What Is Cross-Encoder Reranking? Full Attention on Query and Document

By | SearchMinistry Media |

A cross-encoder is a neural relevance model that takes a query and document concatenated as a single input, applies full transformer attention across all tokens in both texts, and outputs a scalar relevance score. Cross-encoder reranking applies this model to a small candidate set retrieved by a faster first-stage system to reorder results with high precision.

How Cross-Encoders Score Relevance

Cross-encoders format input as [CLS] query [SEP] document [SEP]. Every query token attends to every document token across all transformer layers. This full attention enables the model to resolve paraphrase, negation, and specific term relationships that bi-encoders miss when compressing each text to a single vector. The [CLS] token's final representation passes through a linear head to produce the relevance score.

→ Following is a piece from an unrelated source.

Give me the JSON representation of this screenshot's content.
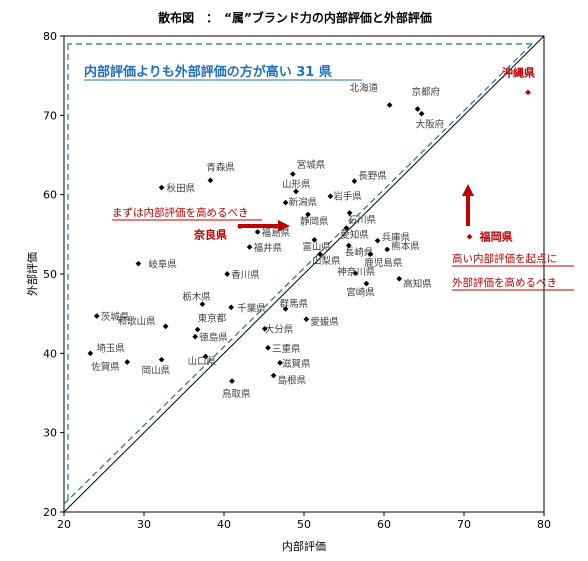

Two-Stage Retrieval Architecture

Cross-encoder reranking is deployed in a two-stage pipeline. Stage one uses a fast first-stage retriever (bi-encoder ANN, BM25, or hybrid RRF) to retrieve 50-200 candidate documents with high recall. Stage two runs the cross-encoder over all candidates to reorder them by precise relevance scores. Only the top 5-20 from the reranked list are passed to the language model for answer generation.

SEO Implications

Cross-encoder reranking rewards direct answer presence. A document containing the exact answer in clear prose scores higher than one containing related information requiring inference. Answer-first writing, precise terminology, and focused passage content improve cross-encoder scores. Content that survives the reranking stage is what appears in AI-generated answers. Optimising for the reranker means producing content that answers the question directly and unambiguously within a single retrievable chunk.